26 August, 2011

Mushroom, Spinach & Corn Stuffed Shells

I am kicking myself right now. (ouch) I made stuffed pasta shells about three weeks ago.  I cannot for the life of me find the notes I wrote on the recipe. So instead I present to you the "restimate". Yes, I made up that word.

Restimate: an estimate of ingredient measurements in a recipe with disclosure from the author that it may or may not be accurate. Now I will use it in a sentence: Please forgive me, but I have to admit that 50% of my recipes are actually restimates.

I would love to hear your creative variation to stuff the shells.
Beef, chorizo, seafood, eggplant? Bring it!
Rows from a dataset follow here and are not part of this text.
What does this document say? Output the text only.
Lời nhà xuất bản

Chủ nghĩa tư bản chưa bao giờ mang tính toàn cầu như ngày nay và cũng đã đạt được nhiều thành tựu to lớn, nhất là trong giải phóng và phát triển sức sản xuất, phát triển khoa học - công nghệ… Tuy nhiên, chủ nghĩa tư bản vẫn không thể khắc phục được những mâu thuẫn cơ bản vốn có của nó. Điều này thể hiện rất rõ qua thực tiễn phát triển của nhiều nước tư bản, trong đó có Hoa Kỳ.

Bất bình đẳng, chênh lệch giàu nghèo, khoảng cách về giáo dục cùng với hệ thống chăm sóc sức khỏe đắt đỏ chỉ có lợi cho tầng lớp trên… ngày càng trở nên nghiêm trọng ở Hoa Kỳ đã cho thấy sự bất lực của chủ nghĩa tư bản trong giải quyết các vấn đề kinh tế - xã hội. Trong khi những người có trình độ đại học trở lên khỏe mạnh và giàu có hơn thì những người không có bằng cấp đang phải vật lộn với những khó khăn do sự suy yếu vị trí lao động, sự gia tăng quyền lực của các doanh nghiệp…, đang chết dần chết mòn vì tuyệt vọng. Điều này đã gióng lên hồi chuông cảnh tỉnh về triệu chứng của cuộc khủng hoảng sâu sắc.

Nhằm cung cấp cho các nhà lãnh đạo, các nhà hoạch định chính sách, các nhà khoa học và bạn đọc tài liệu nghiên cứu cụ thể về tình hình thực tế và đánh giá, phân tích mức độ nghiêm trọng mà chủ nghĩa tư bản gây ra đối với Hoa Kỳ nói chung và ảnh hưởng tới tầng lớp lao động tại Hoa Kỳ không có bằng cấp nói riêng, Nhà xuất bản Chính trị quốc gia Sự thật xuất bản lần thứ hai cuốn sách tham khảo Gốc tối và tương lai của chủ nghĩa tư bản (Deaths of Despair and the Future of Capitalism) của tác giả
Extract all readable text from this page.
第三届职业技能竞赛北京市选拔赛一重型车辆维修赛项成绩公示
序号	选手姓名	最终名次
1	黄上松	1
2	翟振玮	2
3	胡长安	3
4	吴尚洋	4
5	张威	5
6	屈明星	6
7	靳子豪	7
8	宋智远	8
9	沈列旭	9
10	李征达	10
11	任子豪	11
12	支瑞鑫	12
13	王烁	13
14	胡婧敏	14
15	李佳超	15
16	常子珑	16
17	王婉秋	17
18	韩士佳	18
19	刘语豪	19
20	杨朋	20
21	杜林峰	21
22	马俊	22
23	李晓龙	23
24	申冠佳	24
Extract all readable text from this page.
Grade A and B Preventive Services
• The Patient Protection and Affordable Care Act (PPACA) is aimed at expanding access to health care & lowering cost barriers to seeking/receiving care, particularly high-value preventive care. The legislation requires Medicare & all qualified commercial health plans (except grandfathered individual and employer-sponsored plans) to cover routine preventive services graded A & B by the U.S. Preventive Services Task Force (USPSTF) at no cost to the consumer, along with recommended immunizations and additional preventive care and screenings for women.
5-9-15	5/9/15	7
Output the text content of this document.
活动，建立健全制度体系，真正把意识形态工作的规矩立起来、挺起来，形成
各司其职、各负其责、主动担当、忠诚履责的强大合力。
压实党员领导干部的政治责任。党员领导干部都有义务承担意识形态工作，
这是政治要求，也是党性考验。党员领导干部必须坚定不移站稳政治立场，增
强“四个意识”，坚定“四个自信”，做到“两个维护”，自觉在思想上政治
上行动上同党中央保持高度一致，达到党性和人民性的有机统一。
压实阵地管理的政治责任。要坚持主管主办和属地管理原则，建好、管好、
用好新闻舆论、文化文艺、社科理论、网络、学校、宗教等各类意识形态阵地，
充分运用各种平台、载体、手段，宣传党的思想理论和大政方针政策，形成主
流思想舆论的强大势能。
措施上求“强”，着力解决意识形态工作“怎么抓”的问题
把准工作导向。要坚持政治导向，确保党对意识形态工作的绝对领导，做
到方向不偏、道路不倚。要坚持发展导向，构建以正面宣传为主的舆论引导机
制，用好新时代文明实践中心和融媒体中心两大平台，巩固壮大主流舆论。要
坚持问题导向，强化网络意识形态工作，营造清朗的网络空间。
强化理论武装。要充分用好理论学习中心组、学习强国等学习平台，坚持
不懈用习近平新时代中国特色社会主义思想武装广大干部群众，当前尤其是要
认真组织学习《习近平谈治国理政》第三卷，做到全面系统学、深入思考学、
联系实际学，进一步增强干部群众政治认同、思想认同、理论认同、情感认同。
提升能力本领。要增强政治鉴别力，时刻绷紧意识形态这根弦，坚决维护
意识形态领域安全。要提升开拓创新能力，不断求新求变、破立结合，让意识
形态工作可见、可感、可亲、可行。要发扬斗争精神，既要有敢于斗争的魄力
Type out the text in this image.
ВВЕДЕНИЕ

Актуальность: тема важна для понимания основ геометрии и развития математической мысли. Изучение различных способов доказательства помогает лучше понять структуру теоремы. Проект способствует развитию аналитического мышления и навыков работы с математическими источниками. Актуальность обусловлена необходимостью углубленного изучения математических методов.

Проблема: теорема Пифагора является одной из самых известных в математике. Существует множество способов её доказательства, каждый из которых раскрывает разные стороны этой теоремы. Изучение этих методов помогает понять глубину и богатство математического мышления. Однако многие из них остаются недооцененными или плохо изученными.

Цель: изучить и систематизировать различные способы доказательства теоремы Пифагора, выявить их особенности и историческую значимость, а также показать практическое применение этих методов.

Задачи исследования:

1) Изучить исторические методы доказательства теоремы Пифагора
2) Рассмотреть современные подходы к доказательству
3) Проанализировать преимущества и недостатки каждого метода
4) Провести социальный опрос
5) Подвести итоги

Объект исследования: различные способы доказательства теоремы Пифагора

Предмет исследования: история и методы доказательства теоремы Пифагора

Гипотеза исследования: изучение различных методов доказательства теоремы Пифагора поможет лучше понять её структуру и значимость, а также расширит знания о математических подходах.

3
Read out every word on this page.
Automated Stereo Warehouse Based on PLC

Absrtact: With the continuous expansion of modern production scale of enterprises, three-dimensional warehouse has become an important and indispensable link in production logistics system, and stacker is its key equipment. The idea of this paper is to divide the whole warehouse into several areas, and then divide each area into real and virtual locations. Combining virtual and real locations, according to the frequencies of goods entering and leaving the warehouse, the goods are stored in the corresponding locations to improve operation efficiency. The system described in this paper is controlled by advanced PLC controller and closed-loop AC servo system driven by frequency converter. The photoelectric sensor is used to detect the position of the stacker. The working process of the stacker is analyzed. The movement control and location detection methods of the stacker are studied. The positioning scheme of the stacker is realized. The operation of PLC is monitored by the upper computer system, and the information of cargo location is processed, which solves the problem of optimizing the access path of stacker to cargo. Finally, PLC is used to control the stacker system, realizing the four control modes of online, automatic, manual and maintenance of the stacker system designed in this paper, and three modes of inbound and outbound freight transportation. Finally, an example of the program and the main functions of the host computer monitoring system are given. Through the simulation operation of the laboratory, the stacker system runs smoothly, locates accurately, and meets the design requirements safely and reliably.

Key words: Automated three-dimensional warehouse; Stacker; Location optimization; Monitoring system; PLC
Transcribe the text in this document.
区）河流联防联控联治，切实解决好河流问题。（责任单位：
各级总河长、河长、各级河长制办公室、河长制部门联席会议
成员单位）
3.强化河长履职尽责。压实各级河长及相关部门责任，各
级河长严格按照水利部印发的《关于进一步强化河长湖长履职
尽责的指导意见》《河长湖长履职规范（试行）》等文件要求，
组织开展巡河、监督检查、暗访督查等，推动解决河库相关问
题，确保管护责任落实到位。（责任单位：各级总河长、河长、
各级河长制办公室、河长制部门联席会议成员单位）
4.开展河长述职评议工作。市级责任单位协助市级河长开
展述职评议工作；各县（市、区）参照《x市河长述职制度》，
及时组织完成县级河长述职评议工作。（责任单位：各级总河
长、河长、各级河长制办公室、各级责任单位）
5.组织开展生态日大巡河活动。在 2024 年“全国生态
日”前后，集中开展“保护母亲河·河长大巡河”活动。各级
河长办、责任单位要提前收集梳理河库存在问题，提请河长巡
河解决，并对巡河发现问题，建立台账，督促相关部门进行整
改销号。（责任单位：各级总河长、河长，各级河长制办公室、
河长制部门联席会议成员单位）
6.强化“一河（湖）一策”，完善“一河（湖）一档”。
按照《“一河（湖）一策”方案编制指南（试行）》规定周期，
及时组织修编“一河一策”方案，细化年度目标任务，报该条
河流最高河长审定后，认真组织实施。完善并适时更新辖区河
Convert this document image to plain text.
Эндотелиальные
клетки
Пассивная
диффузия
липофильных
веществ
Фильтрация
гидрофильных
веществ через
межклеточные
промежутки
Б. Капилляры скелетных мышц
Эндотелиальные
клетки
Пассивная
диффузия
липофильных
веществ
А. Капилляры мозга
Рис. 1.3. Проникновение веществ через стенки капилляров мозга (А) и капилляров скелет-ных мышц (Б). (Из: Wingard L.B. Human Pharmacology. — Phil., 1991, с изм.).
1/2 box of jumbo shell pasta (about 16 shells)
2 egg yolks, beaten
8 oz ricotta cheese
parmesan cheese
8 oz mushrooms, finely chopped in food processor
2 ears of corn,shucked
3 handfuls of fresh spinach
salt, pepper, oregano
1-2 cloves of garlic, minced
*2 cups tomato sauce
*use this simple recipe


Partially cook your pasta for about 6 minutes until tender. The pasta will continue to cook in the oven. Drain shells and lay them out on a sheet pan not touching each other to cool. Add olive oil to a medium hot skillet and cook your spinach until wilted. Add garlic at the end, turn off heat, and drain water. Combine ricotta, egg yolks, parmesan, mushrooms, corn, spinach, salt, pepper, and oregano. Stuff about two tablespoons in each shell. Add tomato sauce to the bottom of a casserole dish, add stuffed shells, top with tomato sauce and cheese. Bake for about 20-30 minutes in a 350 degree oven.